The stereo controls take the shape of four hard buttons underneath the CD aperture, which can be used to cycle through radio stations, CD tracks, and folders for MP3 discs. The main display in the cabin is an LCD in the style of LCDs of old: a blocky, monochrome readout nestled in a pod on top of the dash. Unsurprisingly, no ID3-tag information is available. Other tech features on our tester included heated front seats and power air conditioning (both courtesy of the Premium Sport Package).
Baseball shifter is a hit
Being front-wheel drive, the 2007 Mitsubishi Eclipse Spyder GT will doubtless elicit charges of not being a real sports car. It has a pretty solid defense, however, in the shape of its 3.8-liter 24-valve V-6, which drums up a more-than-adequately-sporty 260 horsepower and 258 pound-feet of torque at 4,500rpm. Our tester came with the six-speed manual (a five-speed automatic is also available), controlled with a miniature-baseball-topped shifter, that enabled us to snick through the gears with a precise and gratifying mechanical action.

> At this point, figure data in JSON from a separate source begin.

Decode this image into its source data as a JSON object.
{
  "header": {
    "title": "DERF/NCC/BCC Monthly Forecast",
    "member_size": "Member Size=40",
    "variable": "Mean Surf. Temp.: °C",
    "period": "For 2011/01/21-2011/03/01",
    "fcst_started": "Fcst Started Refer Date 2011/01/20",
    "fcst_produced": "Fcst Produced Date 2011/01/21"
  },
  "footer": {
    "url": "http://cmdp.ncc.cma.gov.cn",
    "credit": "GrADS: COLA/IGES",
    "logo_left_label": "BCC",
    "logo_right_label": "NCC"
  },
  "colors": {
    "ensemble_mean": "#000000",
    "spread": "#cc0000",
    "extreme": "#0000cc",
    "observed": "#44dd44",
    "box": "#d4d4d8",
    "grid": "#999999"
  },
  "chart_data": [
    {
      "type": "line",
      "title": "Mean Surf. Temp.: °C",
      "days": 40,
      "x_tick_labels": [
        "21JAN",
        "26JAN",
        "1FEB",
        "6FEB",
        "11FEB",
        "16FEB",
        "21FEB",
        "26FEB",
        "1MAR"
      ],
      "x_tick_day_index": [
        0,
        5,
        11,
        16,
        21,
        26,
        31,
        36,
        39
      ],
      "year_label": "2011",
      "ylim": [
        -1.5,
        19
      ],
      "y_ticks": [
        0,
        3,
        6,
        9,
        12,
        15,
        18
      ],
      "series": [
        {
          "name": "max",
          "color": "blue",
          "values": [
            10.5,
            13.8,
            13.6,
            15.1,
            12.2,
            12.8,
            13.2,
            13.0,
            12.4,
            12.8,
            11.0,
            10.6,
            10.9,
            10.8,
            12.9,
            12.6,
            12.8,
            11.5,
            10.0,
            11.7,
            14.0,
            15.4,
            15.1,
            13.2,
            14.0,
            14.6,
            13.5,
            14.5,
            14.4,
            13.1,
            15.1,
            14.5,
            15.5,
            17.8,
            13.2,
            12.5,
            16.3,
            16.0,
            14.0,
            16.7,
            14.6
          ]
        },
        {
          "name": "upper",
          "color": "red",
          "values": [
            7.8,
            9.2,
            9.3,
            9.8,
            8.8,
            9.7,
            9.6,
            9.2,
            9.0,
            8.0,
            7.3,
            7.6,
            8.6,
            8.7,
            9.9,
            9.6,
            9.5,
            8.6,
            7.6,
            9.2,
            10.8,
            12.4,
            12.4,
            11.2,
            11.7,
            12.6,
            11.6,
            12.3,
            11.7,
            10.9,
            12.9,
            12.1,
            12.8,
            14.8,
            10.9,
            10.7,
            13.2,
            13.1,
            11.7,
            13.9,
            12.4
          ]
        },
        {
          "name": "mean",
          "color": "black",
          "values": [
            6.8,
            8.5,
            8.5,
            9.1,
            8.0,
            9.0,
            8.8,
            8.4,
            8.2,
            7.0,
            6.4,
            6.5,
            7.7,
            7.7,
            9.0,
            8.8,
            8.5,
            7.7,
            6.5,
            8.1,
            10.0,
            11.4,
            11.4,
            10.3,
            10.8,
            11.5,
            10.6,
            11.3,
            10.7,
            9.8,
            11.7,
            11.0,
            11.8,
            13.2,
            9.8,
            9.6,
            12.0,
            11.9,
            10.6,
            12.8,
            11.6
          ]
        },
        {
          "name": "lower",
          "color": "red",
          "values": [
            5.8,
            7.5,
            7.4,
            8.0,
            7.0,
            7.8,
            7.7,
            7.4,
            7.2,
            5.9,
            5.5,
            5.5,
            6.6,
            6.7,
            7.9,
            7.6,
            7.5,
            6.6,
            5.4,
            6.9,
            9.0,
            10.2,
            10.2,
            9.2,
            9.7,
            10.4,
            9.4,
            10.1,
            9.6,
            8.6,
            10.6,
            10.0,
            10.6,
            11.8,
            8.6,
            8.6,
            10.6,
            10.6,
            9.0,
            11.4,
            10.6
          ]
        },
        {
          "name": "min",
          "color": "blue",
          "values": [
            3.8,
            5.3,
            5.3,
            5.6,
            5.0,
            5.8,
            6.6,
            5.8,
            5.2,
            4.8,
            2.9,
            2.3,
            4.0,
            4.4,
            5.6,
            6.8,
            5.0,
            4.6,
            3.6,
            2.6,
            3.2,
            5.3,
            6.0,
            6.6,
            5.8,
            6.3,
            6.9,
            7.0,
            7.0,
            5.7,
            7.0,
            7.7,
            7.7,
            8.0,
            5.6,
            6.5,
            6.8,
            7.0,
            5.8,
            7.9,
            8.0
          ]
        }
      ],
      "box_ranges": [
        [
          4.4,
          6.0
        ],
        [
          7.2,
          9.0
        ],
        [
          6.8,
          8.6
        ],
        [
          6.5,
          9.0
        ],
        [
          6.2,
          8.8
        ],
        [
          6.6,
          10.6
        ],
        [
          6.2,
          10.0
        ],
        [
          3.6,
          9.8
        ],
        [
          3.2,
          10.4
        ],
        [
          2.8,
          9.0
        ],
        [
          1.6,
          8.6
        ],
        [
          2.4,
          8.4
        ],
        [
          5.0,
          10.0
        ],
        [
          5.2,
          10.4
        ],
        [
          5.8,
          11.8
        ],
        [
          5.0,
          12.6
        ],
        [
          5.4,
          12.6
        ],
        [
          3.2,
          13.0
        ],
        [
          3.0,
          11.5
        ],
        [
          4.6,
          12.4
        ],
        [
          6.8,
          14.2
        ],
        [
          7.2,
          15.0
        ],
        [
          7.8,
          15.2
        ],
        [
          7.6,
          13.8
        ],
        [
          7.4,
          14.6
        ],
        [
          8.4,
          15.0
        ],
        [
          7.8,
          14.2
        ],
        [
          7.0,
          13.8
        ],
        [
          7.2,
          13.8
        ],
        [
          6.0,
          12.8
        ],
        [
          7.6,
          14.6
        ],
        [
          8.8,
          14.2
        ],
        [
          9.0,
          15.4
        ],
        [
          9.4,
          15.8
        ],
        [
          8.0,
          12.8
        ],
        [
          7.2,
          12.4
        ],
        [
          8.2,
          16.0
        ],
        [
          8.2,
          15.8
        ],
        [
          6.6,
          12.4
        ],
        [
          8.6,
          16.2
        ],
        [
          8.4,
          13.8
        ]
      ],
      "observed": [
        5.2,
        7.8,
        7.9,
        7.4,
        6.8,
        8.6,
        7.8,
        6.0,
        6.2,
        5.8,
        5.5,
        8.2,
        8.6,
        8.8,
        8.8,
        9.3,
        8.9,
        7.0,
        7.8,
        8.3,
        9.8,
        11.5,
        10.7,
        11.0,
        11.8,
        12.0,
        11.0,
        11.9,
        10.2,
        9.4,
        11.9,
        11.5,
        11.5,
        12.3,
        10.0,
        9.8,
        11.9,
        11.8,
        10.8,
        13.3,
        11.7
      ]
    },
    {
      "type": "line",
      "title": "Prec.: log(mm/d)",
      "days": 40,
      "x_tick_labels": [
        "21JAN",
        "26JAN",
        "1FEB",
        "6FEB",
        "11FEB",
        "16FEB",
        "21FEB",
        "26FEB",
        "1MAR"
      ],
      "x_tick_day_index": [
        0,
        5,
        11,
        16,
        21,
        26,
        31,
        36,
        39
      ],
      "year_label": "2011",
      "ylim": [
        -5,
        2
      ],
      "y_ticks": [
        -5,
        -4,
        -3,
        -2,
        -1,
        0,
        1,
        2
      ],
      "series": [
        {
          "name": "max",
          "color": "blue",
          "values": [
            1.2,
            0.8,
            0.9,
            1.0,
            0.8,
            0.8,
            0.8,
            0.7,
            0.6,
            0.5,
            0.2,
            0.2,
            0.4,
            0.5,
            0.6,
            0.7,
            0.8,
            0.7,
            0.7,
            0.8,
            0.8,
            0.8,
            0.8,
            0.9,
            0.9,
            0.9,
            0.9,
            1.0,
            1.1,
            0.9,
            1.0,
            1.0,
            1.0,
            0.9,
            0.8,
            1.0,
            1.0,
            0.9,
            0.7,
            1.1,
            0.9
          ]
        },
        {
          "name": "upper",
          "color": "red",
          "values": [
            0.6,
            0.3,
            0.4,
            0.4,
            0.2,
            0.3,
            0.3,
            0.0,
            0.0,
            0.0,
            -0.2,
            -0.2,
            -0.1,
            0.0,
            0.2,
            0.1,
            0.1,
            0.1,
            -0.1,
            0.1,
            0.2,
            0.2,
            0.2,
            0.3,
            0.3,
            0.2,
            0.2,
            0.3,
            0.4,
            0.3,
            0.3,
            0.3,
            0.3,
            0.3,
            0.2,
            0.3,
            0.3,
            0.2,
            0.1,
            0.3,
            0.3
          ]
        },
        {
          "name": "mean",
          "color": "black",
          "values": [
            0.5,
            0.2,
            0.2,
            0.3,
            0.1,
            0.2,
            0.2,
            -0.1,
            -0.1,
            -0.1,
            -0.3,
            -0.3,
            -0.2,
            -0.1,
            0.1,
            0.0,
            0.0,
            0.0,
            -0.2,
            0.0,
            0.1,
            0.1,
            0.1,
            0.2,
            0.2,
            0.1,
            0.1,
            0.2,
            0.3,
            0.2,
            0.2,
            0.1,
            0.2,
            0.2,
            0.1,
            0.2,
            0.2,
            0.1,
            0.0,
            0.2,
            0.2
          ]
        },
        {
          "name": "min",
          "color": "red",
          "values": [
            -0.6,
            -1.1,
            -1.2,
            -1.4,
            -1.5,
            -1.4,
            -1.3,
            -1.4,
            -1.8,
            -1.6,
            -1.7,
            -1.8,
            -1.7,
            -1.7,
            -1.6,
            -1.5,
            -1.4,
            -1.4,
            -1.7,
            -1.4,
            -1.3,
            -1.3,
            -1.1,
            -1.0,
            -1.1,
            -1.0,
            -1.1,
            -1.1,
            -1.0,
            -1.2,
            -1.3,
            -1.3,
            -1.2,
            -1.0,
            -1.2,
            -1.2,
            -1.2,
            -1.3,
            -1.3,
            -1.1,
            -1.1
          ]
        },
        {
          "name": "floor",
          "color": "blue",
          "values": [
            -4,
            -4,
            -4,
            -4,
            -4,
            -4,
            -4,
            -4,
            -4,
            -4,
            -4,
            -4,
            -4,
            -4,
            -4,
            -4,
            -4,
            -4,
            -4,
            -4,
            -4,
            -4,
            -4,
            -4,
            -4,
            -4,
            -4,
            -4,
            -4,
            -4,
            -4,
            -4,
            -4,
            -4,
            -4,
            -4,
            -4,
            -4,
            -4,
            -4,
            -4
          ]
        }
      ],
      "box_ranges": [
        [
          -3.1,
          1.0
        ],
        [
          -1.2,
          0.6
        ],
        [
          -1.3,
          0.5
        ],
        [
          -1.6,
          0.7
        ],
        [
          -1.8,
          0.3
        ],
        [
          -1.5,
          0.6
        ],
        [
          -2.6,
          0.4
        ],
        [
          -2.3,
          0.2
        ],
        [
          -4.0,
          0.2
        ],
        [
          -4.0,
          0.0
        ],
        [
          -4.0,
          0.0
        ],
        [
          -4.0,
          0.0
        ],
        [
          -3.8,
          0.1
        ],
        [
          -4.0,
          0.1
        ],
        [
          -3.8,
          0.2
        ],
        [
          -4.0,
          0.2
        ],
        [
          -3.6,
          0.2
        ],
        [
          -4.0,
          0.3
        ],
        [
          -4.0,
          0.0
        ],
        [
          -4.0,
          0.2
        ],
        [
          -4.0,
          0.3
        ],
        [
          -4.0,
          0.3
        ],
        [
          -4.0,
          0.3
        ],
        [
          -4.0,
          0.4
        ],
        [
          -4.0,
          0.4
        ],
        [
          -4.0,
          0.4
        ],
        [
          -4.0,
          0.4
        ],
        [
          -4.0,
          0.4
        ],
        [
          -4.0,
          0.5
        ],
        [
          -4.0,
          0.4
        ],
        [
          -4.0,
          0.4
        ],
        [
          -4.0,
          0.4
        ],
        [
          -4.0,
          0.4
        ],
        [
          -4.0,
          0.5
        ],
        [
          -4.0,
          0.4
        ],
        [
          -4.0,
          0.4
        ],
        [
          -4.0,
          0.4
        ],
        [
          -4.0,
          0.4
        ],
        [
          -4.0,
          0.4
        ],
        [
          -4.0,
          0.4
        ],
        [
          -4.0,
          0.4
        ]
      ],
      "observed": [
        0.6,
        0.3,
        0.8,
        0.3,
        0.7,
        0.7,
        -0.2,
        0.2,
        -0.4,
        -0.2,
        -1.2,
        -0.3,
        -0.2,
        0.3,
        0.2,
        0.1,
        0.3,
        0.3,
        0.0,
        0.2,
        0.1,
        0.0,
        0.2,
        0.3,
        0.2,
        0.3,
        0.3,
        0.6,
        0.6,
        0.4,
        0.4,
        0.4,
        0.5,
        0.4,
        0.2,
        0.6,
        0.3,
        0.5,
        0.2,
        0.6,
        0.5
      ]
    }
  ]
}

From behind the wheel, the Eclipse feels sluggish off the line, thanks to its hefty 3,671-pound curb weight: a pretty dismal 0 to 60 time of nearly 7 seconds is not going to give it any bragging rights against many other convertible compacts.
Once in motion, however, it's a different story. Torque feels abundant from very low down, and a squeeze of the gas pedal at anything above 2,000rpm causes the Eclipse GT to start forward--in the words of Hamlet's Horatio, "like a guilty thing upon some fearful summons." Put more prosaically, it hauls ass. Accelerating from 60mph to 80mph in fourth gear is an absolute delight, while those of a more intrepid nature will enjoy holding third gear until it approaches the redline, and the car flirts with 90mph.
We have to admit to being somewhat surprised to find that the 2007 Eclipse GT comes with a traction-control system, as we managed to unintentionally spin the front wheels on multiple occasions when pulling off from the lights and when changing up from first to second. Torque-steer was also conspicuous when attempting more spirited starts from standing. Despite its front-heavy (58/42) weight distribution, the Eclipse displayed passable handling through winding mountain roads, although it is conspicuously less nimble than its two-seater competitors such as the 2006 Mazda Miata and the 2006 Pontiac Solstice . Turn-in from the power-assisted rack-and-pinion steering was precise at low speeds and when accelerating through bends, but felt light when driving at full-tilt on the highway. The EPA rates the Eclipse Spyder GT at 17mpg city and 26mpg highway.
ABS, EBD as standard
The 2007 Mitsubishi Eclipse Spyder GT has its fair share of standard safety features. ABS with Electronic Brakeforce Distribution (EBD) comes as standard, as do power-assisted four-wheel disc brakes, and front and rear stabilizing bars. Driver and passenger get dual-stage frontal airbags as well as front seat-mounted side-impact airbags. One of the car's few electronic safety devices is the occupancy-sensing system, which turns off the passenger airbag when an adult is not seated in the seat. As of this writing, the 2007 Eclipse Spyder had not been rated for crash and rollover safety by the NHTSA.
Our Spyder GT tester came with a base price of $28,269. To this was added the $1,730 GT Premium sport package (leather front seats;18-inch alloy wheels, air conditioning, power driver seat, alloy pedals, heated front seats, and heated side mirrors); the Accessory package (alloy fuel door, wheel locks, sport floor mats); and a destination charge of $625. Also available, but not present on our tester, is a $1,620 Aero package, which gives the Eclipse Spyder front corner air dams, sport side sills, and rear wake modifier. All told, it racked up to $30,933.
We enjoyed our week with the car, and found a fun cruiser with a good deal of style. The Eclipse Spyder GT will fit the bill for those who want a stylish soft-top 2+2 with a look-at-me audio system and a comfy ride. Boy racers looking for a bit more punch from a V-6 cabriolet and a purer sports-car experience for less than $40K, however, might want to look elsewhere--starting with a test-drive of the Nissan 350Z roadster or the 2007 Pontiac G6 GT Convertible.